The officials overturned a potential game-winning touchdown catch by one of the only Lions stars, wide receiver Calvin Johnson, with 25 seconds left in the game after that outstanding play was originally called a catch.
For those who have watched the play once to numerous times, the Lions have 2nd & 10 from the Bears 25 yards line when QB Shaun Hill throws a beautiful pass right to Calvin Johnson, who jumps up, grabs the ball with both hands, gets both feet down and comes down in the end zone, where he promptly releases the ball from his hand to begin celebrating.
See for yourself –
It was called a touchdown, but then recalled. The decision was a Jim Joyce game-ruining act that justifiably prompted disgust throughout the league and for fans of fairness everywhere. At least when Joyce destroyed the perfect game, he was trusting his old eyes, not new replay technology and he knew he made a mistake.
Sunday’s error was supported by a ridiculous rule that doesn’t even apply to the situation.
Referee Gene Steratore said, “The ruling is that in order for the catch to be completed he has got to maintain possession of the ball throughout the entire process of the catch.”
Here’s the rule this Bears fan, I mean, NFL official, was citing:
Rule 8, Section 1, Article 3, Item 1
If a player goes to the ground in the act of catching a pass (with or without contact by an opponent), he must maintain control of the ball after he touches the ground, whether in the field of play or the end zone. If he loses control of the ball, and the ball touches the ground before he regains control, the pass is incomplete.
In this case, the player went to the ground in the act of catching a pass and maintained control to the point when he let the ball go voluntarily, because he had control, in the end zone.
Here’s what should have actually happened. The touchdown should have stood, because it was touchdown. Then, Referee Steratore should have whispered to Johnson, or perhaps Lions Coach Jim Schwartz, that he could have been a real dick and cited a rule that didn’t really apply to the situation because Johnson let go of the ball so quickly, so maybe Johnson should follow through with the play before he thinks to go celebrate, a feat he’s clearly not used to, since he plays for the Lions.
Jim Schwartz took the agonizing loss with poise and dignity by saying, “The time I stand up here blaming the officials for a loss is the time I don’t have to do this anymore.”
And it’s true.

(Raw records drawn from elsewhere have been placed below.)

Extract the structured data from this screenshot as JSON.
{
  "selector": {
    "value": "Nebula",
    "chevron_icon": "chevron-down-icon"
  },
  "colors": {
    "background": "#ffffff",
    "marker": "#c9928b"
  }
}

The Lions had two more downs to get the ball in the end zone, not to mention the entire game to make plays to position them for a victory. Every game has bad calls, this one was simply more dramatic and timely than a baloney holding call no where near the action of the play, or a “they barely touched” pass interference call.

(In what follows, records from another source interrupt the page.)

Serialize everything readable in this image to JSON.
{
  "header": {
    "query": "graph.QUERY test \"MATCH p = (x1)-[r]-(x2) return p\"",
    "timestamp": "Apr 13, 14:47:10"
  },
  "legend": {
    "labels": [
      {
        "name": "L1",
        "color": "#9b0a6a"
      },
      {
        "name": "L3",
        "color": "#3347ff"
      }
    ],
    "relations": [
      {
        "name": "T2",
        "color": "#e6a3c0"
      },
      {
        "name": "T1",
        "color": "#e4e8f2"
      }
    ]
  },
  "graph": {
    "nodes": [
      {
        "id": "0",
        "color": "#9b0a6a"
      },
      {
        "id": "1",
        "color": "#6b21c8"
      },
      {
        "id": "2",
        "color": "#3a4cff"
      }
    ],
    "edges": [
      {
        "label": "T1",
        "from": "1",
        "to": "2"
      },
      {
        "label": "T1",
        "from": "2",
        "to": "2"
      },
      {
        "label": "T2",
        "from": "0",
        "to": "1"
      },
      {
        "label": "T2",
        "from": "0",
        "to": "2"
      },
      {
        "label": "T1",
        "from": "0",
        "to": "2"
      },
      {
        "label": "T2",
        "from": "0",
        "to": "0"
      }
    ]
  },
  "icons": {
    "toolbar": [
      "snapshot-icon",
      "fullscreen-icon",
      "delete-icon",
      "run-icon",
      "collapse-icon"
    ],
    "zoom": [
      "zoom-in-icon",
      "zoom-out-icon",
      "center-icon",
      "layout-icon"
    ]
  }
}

But teams shouldn’t have to feel they need to build a solid lead to protect them for if/when the officials take a crap on the spirit of the game. The point of having rules is to ensure that the fundamental concepts and point of the game is not destroyed by those who would use sketchy behavior and/or shifty tricks to play dirty.
It’s 2010 and we’re in the age of technology, but sports continue to torture fans by making substantial mistakes. The NFL should consider the integrity of the actual game, not just how to balance the paychecks of players and owners.
As per the classic, “ If it walks like a duck , quacks like a duck , looks like duck , it must be a duck,” the NFL should consider its own proverb. “If it seems like a touchdown, feels like a touchdown, looks like a touchdown under slow motion high-definition replay, it must be a touchdown.”